In tonight’s California debate, McCain again displayed his utter lack of even a rudimentary understanding of economics. His shortcoming is somewhat muted since it is shared with two of the other combatants, all of the moderators and most of the assembled audience.
About 31 minutes into the debate, Volcanic Johnny is sure that there is someone to blame criminally for the credit crisis that is currently wreaking havoc in our financial markets. The problem (he says) is that we aren’t regulated enough (I know…. this from the Reagan conservative). He’s just sure that a new oversight agency and more forms to sign when you get a loan is what can prevent future crises. While it is typical of his reactionary outlook and illustrative of the crisis-oriented narrative justifying his candidacy, if he is really interested in understanding the problems, he should look at the Fed policy on interest rate targets during his Senate tenure that made money cheap and caused these problems.

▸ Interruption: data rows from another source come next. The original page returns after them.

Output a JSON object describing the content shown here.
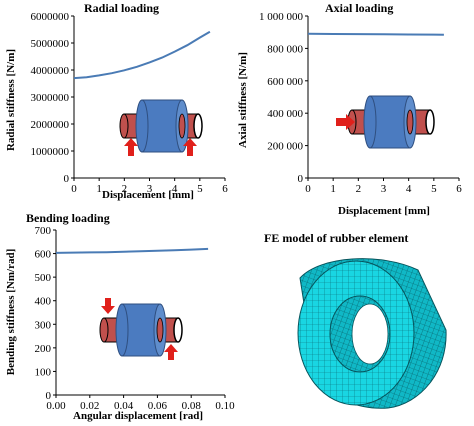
{
  "colors": {
    "series": "#4a7bb5",
    "cylinder_blue": "#4b7bc0",
    "cylinder_red": "#c0504d",
    "arrow_red": "#e0201b",
    "mesh_cyan": "#19d6e2",
    "mesh_line": "#0a5c66"
  },
  "chart_data": [
    {
      "id": "radial",
      "type": "line",
      "title": "Radial loading",
      "xlabel": "Displacement [mm]",
      "ylabel": "Radial stiffness [N/m]",
      "xlim": [
        0,
        6
      ],
      "ylim": [
        0,
        6000000
      ],
      "xticks": [
        "0",
        "1",
        "2",
        "3",
        "4",
        "5",
        "6"
      ],
      "yticks": [
        "0",
        "1000000",
        "2000000",
        "3000000",
        "4000000",
        "5000000",
        "6000000"
      ],
      "grid": false,
      "series": [
        {
          "x": [
            0,
            0.5,
            1,
            1.5,
            2,
            2.5,
            3,
            3.5,
            4,
            4.5,
            5,
            5.4
          ],
          "y": [
            3700000,
            3730000,
            3800000,
            3880000,
            3990000,
            4120000,
            4280000,
            4460000,
            4680000,
            4920000,
            5200000,
            5420000
          ]
        }
      ],
      "icon": "radial-load-bushing"
    },
    {
      "id": "axial",
      "type": "line",
      "title": "Axial loading",
      "xlabel": "Displacement [mm]",
      "ylabel": "Axial stiffness [N/m]",
      "xlim": [
        0,
        6
      ],
      "ylim": [
        0,
        1000000
      ],
      "xticks": [
        "0",
        "1",
        "2",
        "3",
        "4",
        "5",
        "6"
      ],
      "yticks": [
        "0",
        "200 000",
        "400 000",
        "600 000",
        "800 000",
        "1 000 000"
      ],
      "grid": false,
      "series": [
        {
          "x": [
            0,
            1,
            2,
            3,
            4,
            5,
            5.4
          ],
          "y": [
            890000,
            889000,
            888000,
            887000,
            886000,
            885000,
            884000
          ]
        }
      ],
      "icon": "axial-load-bushing"
    },
    {
      "id": "bending",
      "type": "line",
      "title": "Bending loading",
      "xlabel": "Angular displacement [rad]",
      "ylabel": "Bending stiffness [Nm/rad]",
      "xlim": [
        0,
        0.1
      ],
      "ylim": [
        0,
        700
      ],
      "xticks": [
        "0.00",
        "0.02",
        "0.04",
        "0.06",
        "0.08",
        "0.10"
      ],
      "yticks": [
        "0",
        "100",
        "200",
        "300",
        "400",
        "500",
        "600",
        "700"
      ],
      "grid": false,
      "series": [
        {
          "x": [
            0,
            0.01,
            0.02,
            0.03,
            0.04,
            0.05,
            0.06,
            0.07,
            0.08,
            0.09
          ],
          "y": [
            603,
            604,
            605,
            606,
            608,
            610,
            612,
            614,
            617,
            620
          ]
        }
      ],
      "icon": "bending-load-bushing"
    }
  ],
  "fe_panel": {
    "title": "FE model of rubber element",
    "image": "rubber-bushing-fe-mesh"
  }
}
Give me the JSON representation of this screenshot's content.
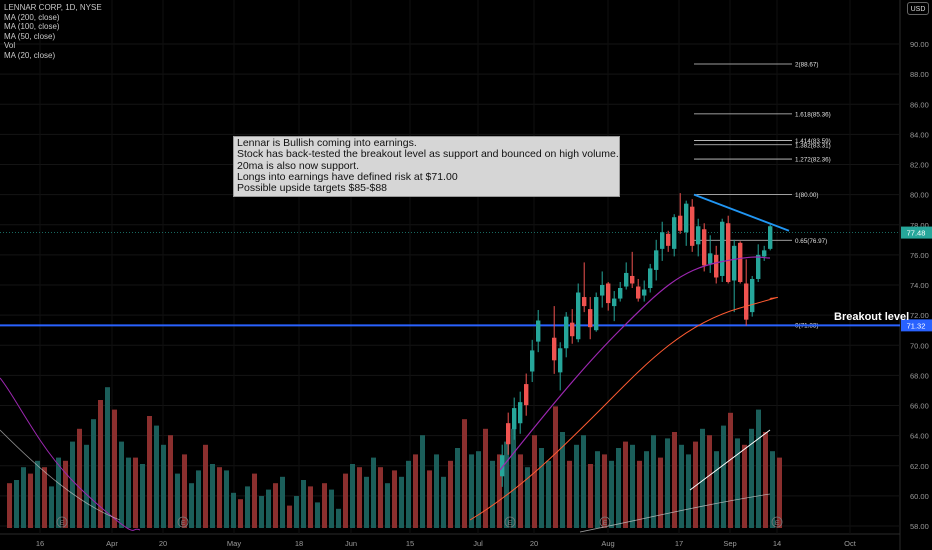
{
  "chart_data": {
    "type": "candlestick",
    "symbol_label": "LENNAR CORP, 1D, NYSE",
    "currency": "USD",
    "indicators": [
      "MA (200, close)",
      "MA (100, close)",
      "MA (50, close)",
      "Vol",
      "MA (20, close)"
    ],
    "y_axis": {
      "min": 57,
      "max": 92,
      "ticks": [
        "58.00",
        "60.00",
        "62.00",
        "64.00",
        "66.00",
        "68.00",
        "70.00",
        "72.00",
        "74.00",
        "76.00",
        "78.00",
        "80.00",
        "82.00",
        "84.00",
        "86.00",
        "88.00",
        "90.00"
      ]
    },
    "x_axis": {
      "ticks": [
        "16",
        "Apr",
        "20",
        "May",
        "18",
        "Jun",
        "15",
        "Jul",
        "20",
        "Aug",
        "17",
        "Sep",
        "14",
        "Oct"
      ]
    },
    "last_price": {
      "label": "77.48",
      "value": 77.48,
      "color": "#26a69a"
    },
    "support_price": {
      "label": "71.32",
      "value": 71.32,
      "color": "#2962ff"
    },
    "breakout_label": "Breakout level",
    "fib_levels": [
      {
        "label": "2(88.67)",
        "value": 88.67
      },
      {
        "label": "1.618(85.36)",
        "value": 85.36
      },
      {
        "label": "1.414(83.59)",
        "value": 83.59
      },
      {
        "label": "1.382(83.31)",
        "value": 83.31
      },
      {
        "label": "1.272(82.36)",
        "value": 82.36
      },
      {
        "label": "1(80.00)",
        "value": 80.0
      },
      {
        "label": "0.65(76.97)",
        "value": 76.97
      },
      {
        "label": "0(71.33)",
        "value": 71.33
      }
    ],
    "candles_ohlc": [
      [
        70.5,
        72.6,
        68.1,
        69.0
      ],
      [
        68.2,
        70.2,
        67.0,
        69.8
      ],
      [
        69.8,
        72.2,
        69.2,
        71.9
      ],
      [
        71.5,
        72.4,
        70.1,
        70.6
      ],
      [
        70.4,
        74.1,
        70.2,
        73.5
      ],
      [
        73.2,
        75.5,
        72.2,
        72.6
      ],
      [
        72.4,
        73.2,
        70.4,
        71.2
      ],
      [
        71.0,
        73.5,
        70.9,
        73.2
      ],
      [
        73.3,
        74.9,
        72.5,
        74.0
      ],
      [
        74.1,
        74.2,
        72.3,
        72.8
      ],
      [
        72.6,
        73.6,
        71.6,
        73.1
      ],
      [
        73.1,
        74.2,
        72.9,
        73.8
      ],
      [
        73.9,
        75.5,
        73.7,
        74.8
      ],
      [
        74.6,
        76.2,
        73.8,
        74.1
      ],
      [
        73.9,
        74.4,
        72.9,
        73.1
      ],
      [
        73.3,
        74.3,
        72.9,
        73.7
      ],
      [
        73.8,
        75.4,
        73.5,
        75.1
      ],
      [
        75.0,
        77.0,
        74.3,
        76.3
      ],
      [
        76.4,
        78.2,
        75.6,
        77.5
      ],
      [
        77.4,
        77.6,
        76.2,
        76.6
      ],
      [
        76.4,
        78.7,
        75.9,
        78.5
      ],
      [
        78.6,
        80.1,
        77.4,
        77.6
      ],
      [
        77.5,
        79.6,
        76.6,
        79.4
      ],
      [
        79.2,
        79.7,
        76.2,
        76.6
      ],
      [
        76.7,
        78.4,
        75.9,
        77.9
      ],
      [
        77.7,
        78.1,
        74.9,
        75.3
      ],
      [
        75.4,
        77.3,
        74.8,
        76.1
      ],
      [
        76.0,
        76.6,
        74.1,
        74.5
      ],
      [
        74.6,
        78.4,
        74.2,
        78.2
      ],
      [
        78.1,
        78.6,
        74.1,
        74.2
      ],
      [
        74.3,
        77.0,
        72.2,
        76.6
      ],
      [
        76.8,
        76.9,
        74.1,
        74.2
      ],
      [
        74.1,
        75.7,
        71.3,
        71.7
      ],
      [
        72.2,
        74.6,
        71.9,
        74.4
      ],
      [
        74.4,
        76.7,
        74.2,
        76.0
      ],
      [
        75.9,
        76.6,
        75.6,
        76.3
      ],
      [
        76.4,
        78.0,
        76.3,
        77.9
      ]
    ],
    "volume_values": [
      30,
      21,
      24,
      30,
      15,
      12,
      28,
      29,
      35,
      26,
      33,
      19,
      28,
      19,
      27,
      20,
      22,
      14,
      27,
      26,
      27,
      34,
      24,
      31,
      27,
      22,
      29,
      19,
      39,
      36,
      31,
      26,
      40,
      32,
      35,
      36,
      25
    ],
    "annotation": [
      "Lennar is Bullish coming into earnings.",
      "Stock has back-tested the breakout level as support and bounced on high volume.",
      "20ma is also now support.",
      "Longs into earnings have defined risk at $71.00",
      "Possible upside targets $85-$88"
    ],
    "colors": {
      "up": "#26a69a",
      "down": "#ef5350",
      "up_vol": "#1b5e5a",
      "down_vol": "#8b2f2e",
      "ma20": "#9c27b0",
      "ma50": "#ff5b32",
      "ma200": "#ffffff",
      "ma100": "#c7c7c7",
      "breakout": "#2962ff",
      "trendline": "#2196f3"
    },
    "grid": "on"
  }
}
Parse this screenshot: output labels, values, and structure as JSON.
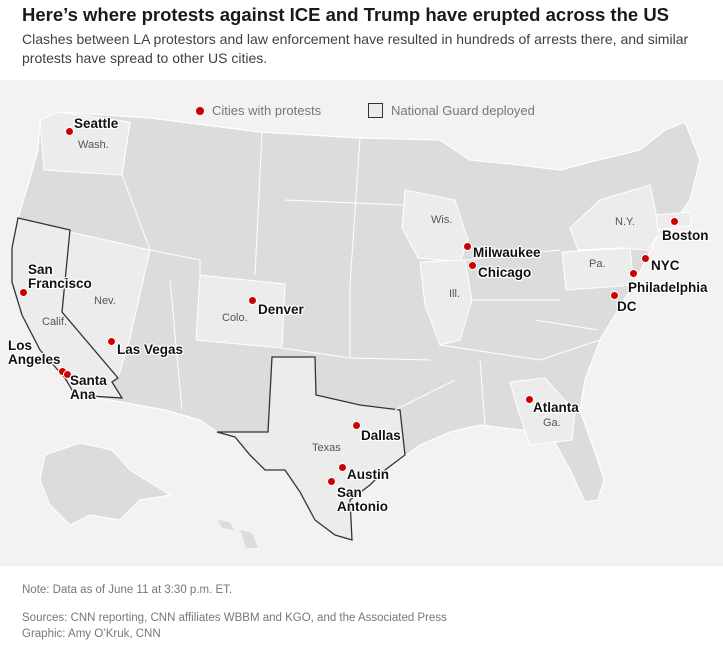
{
  "title": "Here’s where protests against ICE and Trump have erupted across the US",
  "subtitle": "Clashes between LA protestors and law enforcement have resulted in hundreds of arrests there, and similar protests have spread to other US cities.",
  "legend": {
    "protest_label": "Cities with protests",
    "guard_label": "National Guard deployed"
  },
  "colors": {
    "protest_dot": "#cc0000",
    "states_fill": "#dcdcdc",
    "highlight_fill": "#ececec",
    "guard_outline": "#333333"
  },
  "cities": [
    {
      "id": "seattle",
      "label": "Seattle"
    },
    {
      "id": "san-francisco",
      "label": "San Francisco"
    },
    {
      "id": "los-angeles",
      "label": "Los Angeles"
    },
    {
      "id": "santa-ana",
      "label": "Santa Ana"
    },
    {
      "id": "las-vegas",
      "label": "Las Vegas"
    },
    {
      "id": "denver",
      "label": "Denver"
    },
    {
      "id": "dallas",
      "label": "Dallas"
    },
    {
      "id": "austin",
      "label": "Austin"
    },
    {
      "id": "san-antonio",
      "label": "San Antonio"
    },
    {
      "id": "milwaukee",
      "label": "Milwaukee"
    },
    {
      "id": "chicago",
      "label": "Chicago"
    },
    {
      "id": "atlanta",
      "label": "Atlanta"
    },
    {
      "id": "boston",
      "label": "Boston"
    },
    {
      "id": "nyc",
      "label": "NYC"
    },
    {
      "id": "philadelphia",
      "label": "Philadelphia"
    },
    {
      "id": "dc",
      "label": "DC"
    }
  ],
  "states": {
    "wash": "Wash.",
    "calif": "Calif.",
    "nev": "Nev.",
    "colo": "Colo.",
    "texas": "Texas",
    "wis": "Wis.",
    "ill": "Ill.",
    "ga": "Ga.",
    "ny": "N.Y.",
    "pa": "Pa."
  },
  "guard_states": [
    "Calif.",
    "Texas"
  ],
  "note": "Note: Data as of June 11 at 3:30 p.m. ET.",
  "sources": "Sources: CNN reporting, CNN affiliates WBBM and KGO, and the Associated Press",
  "graphic": "Graphic: Amy O’Kruk, CNN"
}
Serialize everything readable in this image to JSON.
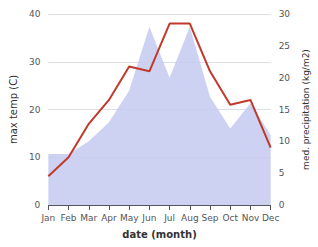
{
  "chart_data": {
    "type": "line",
    "categories": [
      "Jan",
      "Feb",
      "Mar",
      "Apr",
      "May",
      "Jun",
      "Jul",
      "Aug",
      "Sep",
      "Oct",
      "Nov",
      "Dec"
    ],
    "xlabel": "date (month)",
    "ylabel": "max temp (C)",
    "y2label": "med. precipitation (kg/m2)",
    "series": [
      {
        "type": "area",
        "color": "#c5caf0",
        "axis": "y2",
        "values": [
          8,
          8,
          10,
          13,
          18,
          28,
          20,
          28,
          17,
          12,
          16,
          11
        ]
      },
      {
        "type": "line",
        "color": "#c0392b",
        "values": [
          6,
          10,
          17,
          22,
          29,
          28,
          38,
          38,
          28,
          21,
          22,
          12
        ]
      }
    ],
    "ylim": [
      0,
      40
    ],
    "yticks": [
      0,
      10,
      20,
      30,
      40
    ],
    "y2lim": [
      0,
      30
    ],
    "y2ticks": [
      0,
      5,
      10,
      15,
      20,
      25,
      30
    ],
    "grid": true
  }
}
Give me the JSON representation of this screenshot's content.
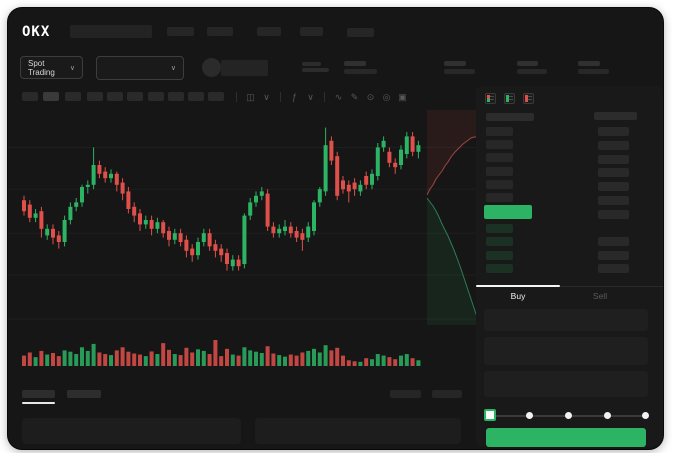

Bernanke talks over the head of the legislators who are looking out for us….
When money is cheap, the banks and financial institutions have access to inflated amounts of capital. That translates into a surplus of available capital for loan, and drives the interest rate down. The reduced rates fuel the borrowing activities of businesses and households. Loans are ‘securitized’ and sold off in large bundles, and ratings agencies stamp the stuff ‘AAA’. This allows the proceeds to be returned to the lending institutions, and loaned out again. And securitized again…….
The ‘virtuous circle’ is repeated endlessly. To a person who makes a living in the financial markets, wealth flows in. Every mortgage has a fee for the broker. The securitizing agency gets it’s cut, and the banks make their loan fees. Real estate agents benefit greatly; Stock and commodities brokers have huge windfalls of fees as the surplus money chases the finite assets.
The multiplication of wealth is frenetic, fueled by the cheap credit made available by the central bank, and benefiting the corporate interests, particularly in banking and financial sectors. The lower classes – those who ‘work hard, not smart’ (or lack access to the large pools of cash needed to work smart) – get left behind, as the relative wealth of the financial class balloons to embarrassing proportions.
This is the supreme evil of central banks. It is the engine of corporatism. It allows the financial class to amass an insurmountable control over the nation’s wealth, which facilitates the control of all other substantial assets. It allows the manipulation of our mass media (including the bloggers supported by partisans to spout the party line), functional control of the productive capacity of the nation and the ability to buy every political office of any consequence.
Our minds are pacified through the media as they control the parameters of acceptable debate, and we are goaded into fighting over trivia. And while the great unwashed toil away in fear of the financial calamity they worry is around the corner, the central bank powers the corporatist oligarchs through good times and bad.
John McCain asks if there is anyone criminally to blame. Sure there is, but they are long since dead. Representative Carter Glass, a Democrat from Virginia and Senator Robert Latham Owen, a Democrat from Oklahoma were the lead sponsors on the bill that saw 341 Representatives and Senators vote to hand over this incredible power to the so-called ‘money interests’.
[Federal Reserve Act of 1913]
The folks who pushed low interest, easy money loans at the local broker’s office? They are just doing what the Federal Reserve wanted them to do, implicit in it’s loose monetary policies. The banks who underwrote it; the brokerages that securitized it; the ratings agency that gave it the big thumbs up? Same answer. The problem is the Fed, but the responsible parties are those elected representatives of the people who allow this travesty to continue.
Now I think it’s time for some straight talk.
Senator McCain. The closest thing I can find to criminal culpability is the corrupt political class who performs the bidding of the oligarchs; who feed their wealth from manipulation of monetary policies, and not from their own labors or ingenuity. I can’t blame the oligarchs alone – who wouldn’t take all of the material wealth that they can legally lay hand to? The criminal culpability, if such an animal exists in this situation, lies at the feet of our legislators who have abdicated their responsibility to control our monetary policy by farming the proverbial chicken coop out to the fox – and who haven’t even kept up with the responsibility of keeping an eye on the fox! The problem – my friend – is you, along with your peers who feign to represent the interest of us chickens. Quite frankly, us chickens is tired of you.
How’s that for straight talk, my friend?